Background: The intricate relationship between mental health disorders, notably anxiety and depression, and chest pain associated with non-obstructive coronary artery disease has become a focus of investigation.

Methods: This study from the Coronary Microvascular Disease Registry (CMDR) evaluated the association of mental health disorders and coronary microvascular dysfunction (CMD) among patients with angina with no obstructive coronary artery disease (ANOCA) who had undergone comprehensive invasive physiological testing for CMD. Clinical data regarding baseline characteristics, comorbidities, and noninvasive cardiac testing were obtained from chart review. The primary outcome of interest was the potential relationship between mental health diagnoses and the presence of CMD.
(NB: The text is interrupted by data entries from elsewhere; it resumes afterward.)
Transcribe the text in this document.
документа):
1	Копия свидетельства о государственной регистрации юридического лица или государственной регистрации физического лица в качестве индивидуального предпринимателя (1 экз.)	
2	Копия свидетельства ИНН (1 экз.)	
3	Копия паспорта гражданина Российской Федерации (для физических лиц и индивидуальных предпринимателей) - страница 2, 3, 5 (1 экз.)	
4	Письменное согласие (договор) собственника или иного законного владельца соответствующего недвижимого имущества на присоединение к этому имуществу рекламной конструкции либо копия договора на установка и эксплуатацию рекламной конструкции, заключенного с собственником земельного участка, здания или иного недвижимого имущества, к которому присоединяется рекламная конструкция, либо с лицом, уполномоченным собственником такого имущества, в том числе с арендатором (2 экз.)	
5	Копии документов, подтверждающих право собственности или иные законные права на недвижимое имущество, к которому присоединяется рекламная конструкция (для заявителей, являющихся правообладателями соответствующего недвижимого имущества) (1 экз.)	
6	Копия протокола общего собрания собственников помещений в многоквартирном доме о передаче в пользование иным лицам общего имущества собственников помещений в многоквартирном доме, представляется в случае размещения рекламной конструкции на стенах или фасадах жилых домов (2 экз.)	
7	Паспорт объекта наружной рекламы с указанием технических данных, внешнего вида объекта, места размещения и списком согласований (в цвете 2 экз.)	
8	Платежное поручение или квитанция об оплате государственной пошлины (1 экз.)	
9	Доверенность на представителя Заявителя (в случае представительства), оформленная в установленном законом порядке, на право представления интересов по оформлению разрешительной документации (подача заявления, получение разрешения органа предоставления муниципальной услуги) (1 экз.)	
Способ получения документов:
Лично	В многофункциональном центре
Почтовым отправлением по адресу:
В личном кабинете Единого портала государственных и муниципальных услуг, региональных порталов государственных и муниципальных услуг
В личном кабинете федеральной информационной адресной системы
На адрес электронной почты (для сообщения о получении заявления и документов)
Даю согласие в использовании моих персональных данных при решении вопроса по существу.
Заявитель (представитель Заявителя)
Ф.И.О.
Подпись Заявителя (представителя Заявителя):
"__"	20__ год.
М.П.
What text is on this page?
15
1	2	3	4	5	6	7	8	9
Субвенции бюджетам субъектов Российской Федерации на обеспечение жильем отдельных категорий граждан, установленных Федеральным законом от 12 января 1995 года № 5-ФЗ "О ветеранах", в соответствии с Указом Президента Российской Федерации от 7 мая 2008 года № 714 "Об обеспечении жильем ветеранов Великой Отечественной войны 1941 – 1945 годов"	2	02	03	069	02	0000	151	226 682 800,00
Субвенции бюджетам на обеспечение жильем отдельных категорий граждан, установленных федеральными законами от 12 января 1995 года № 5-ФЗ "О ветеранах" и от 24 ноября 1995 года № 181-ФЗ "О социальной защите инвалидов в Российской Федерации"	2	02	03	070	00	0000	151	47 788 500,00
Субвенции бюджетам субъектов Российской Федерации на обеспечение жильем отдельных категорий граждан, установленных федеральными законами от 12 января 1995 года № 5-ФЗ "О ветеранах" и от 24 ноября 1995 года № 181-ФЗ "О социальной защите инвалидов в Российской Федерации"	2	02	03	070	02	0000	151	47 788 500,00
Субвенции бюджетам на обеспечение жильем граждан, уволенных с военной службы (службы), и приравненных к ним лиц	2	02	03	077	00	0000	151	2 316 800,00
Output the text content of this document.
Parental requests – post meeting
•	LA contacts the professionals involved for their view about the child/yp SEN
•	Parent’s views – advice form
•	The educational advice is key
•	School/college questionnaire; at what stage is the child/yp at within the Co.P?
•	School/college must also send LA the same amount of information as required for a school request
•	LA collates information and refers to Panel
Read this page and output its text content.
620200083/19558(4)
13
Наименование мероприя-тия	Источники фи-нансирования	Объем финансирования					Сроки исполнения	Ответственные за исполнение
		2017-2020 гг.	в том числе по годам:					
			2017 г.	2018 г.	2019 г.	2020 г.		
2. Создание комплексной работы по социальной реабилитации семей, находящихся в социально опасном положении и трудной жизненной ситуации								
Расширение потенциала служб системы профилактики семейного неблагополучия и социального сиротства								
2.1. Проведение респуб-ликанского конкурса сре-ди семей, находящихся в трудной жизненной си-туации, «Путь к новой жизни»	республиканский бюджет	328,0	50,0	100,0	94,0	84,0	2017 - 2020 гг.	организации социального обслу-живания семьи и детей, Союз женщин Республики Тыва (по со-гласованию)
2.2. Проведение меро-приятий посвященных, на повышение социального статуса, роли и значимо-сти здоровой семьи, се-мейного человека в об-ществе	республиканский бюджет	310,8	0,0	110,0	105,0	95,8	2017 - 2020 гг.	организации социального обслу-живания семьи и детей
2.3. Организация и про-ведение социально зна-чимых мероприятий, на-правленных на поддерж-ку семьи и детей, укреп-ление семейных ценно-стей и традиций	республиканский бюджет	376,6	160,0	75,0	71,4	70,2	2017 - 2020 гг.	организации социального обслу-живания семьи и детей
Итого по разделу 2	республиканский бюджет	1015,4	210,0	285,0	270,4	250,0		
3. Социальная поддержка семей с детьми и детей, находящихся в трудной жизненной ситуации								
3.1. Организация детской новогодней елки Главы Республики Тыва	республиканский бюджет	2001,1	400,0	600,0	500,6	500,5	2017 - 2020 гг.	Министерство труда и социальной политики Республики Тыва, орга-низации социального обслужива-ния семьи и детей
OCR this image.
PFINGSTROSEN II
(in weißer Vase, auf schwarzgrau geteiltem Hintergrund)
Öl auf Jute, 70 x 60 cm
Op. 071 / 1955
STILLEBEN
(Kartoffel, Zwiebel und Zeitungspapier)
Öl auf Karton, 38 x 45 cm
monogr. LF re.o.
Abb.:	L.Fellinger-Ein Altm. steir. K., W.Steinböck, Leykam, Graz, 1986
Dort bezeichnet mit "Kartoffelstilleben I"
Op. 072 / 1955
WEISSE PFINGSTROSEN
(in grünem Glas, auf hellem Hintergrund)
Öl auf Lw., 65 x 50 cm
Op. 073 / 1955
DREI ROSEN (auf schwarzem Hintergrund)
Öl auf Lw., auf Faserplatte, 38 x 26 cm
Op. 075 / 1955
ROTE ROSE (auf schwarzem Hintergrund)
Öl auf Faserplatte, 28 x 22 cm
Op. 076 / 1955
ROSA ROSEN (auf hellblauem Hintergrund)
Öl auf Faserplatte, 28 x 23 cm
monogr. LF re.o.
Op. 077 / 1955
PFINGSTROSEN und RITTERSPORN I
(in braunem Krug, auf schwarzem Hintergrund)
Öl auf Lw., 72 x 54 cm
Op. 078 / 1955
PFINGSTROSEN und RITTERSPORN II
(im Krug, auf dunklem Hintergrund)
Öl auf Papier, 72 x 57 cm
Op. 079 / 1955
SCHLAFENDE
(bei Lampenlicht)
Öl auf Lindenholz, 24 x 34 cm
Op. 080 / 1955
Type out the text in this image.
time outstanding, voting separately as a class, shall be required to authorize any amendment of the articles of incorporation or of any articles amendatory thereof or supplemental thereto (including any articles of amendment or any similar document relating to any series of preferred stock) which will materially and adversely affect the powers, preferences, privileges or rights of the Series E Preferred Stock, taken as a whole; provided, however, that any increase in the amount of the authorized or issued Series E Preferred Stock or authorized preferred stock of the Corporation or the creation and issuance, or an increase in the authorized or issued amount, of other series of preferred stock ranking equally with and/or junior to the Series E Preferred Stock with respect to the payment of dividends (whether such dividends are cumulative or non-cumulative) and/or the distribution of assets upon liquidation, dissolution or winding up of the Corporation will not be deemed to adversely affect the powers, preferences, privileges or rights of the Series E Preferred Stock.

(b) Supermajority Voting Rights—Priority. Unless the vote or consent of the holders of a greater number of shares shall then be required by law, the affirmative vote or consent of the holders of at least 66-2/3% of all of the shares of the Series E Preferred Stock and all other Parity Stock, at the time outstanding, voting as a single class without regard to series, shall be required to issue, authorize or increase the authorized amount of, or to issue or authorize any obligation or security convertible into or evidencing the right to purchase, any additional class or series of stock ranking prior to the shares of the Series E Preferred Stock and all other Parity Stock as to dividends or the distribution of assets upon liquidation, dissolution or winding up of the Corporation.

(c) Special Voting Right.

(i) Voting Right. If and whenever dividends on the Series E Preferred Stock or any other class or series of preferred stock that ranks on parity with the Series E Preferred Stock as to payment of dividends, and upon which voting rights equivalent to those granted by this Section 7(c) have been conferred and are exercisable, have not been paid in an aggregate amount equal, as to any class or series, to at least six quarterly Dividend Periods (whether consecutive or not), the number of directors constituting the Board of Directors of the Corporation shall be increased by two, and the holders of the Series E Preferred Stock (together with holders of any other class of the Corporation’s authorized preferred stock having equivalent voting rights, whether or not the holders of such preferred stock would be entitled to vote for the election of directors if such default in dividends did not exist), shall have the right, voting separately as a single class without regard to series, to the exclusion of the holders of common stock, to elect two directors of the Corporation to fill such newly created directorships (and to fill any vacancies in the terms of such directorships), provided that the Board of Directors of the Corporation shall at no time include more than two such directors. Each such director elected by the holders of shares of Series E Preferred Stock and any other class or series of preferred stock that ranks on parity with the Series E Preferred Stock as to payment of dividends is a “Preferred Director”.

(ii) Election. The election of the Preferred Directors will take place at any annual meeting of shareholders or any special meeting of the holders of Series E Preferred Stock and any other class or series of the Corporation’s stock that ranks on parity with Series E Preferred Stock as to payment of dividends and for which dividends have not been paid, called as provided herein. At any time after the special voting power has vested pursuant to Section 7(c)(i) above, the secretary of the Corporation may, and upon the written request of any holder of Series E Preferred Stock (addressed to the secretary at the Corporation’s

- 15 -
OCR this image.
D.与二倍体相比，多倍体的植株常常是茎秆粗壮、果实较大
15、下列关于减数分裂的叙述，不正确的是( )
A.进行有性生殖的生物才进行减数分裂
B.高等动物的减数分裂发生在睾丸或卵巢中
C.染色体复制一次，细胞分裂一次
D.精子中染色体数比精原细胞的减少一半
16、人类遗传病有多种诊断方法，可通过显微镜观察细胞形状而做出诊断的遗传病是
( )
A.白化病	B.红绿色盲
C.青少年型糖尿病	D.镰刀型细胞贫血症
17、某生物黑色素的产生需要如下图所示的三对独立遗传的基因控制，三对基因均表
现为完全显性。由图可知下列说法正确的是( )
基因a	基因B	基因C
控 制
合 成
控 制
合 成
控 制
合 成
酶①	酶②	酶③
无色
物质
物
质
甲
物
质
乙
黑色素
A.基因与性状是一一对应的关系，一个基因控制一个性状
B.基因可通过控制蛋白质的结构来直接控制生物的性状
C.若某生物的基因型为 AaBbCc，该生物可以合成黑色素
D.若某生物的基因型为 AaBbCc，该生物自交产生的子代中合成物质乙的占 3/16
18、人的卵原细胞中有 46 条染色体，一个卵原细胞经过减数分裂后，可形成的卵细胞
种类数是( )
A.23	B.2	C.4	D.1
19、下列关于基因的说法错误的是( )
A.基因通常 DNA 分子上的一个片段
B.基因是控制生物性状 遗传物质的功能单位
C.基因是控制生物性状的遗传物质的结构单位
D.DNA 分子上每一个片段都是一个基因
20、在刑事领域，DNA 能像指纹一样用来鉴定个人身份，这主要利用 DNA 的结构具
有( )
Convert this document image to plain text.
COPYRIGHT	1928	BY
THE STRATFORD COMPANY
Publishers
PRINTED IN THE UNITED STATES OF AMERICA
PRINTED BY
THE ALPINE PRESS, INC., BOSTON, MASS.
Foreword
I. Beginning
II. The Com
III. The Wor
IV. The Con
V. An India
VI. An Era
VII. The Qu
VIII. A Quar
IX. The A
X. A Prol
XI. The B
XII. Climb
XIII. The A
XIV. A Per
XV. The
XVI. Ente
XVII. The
Results: Of patients included in the CMDR, 27 % (41/152) had at least one documented mental health disorder diagnosis (International Classification of Diseases, Tenth Revision codes) and CMD. There was no difference in mental health diagnosis prevalence between CMD-positive and CMD-negative patients (21.1 % vs. 28.9 %, p = 0.34). The most common mental health diagnoses were depression (15.8 %) and anxiety (15.8 %). Furthermore, 46.3 % (19/41) of patients with mental health disorders were prescribed psychiatric medications, with the most common being benzodiazepines (26.8 %).

Conclusion: Patients with chest pain not due to CMD did not have an increased prevalence of mental health disorders compared with patients with ANOCA due to CMD, challenging the notion of a psychosomatic component in the pathogenesis of ANOCA.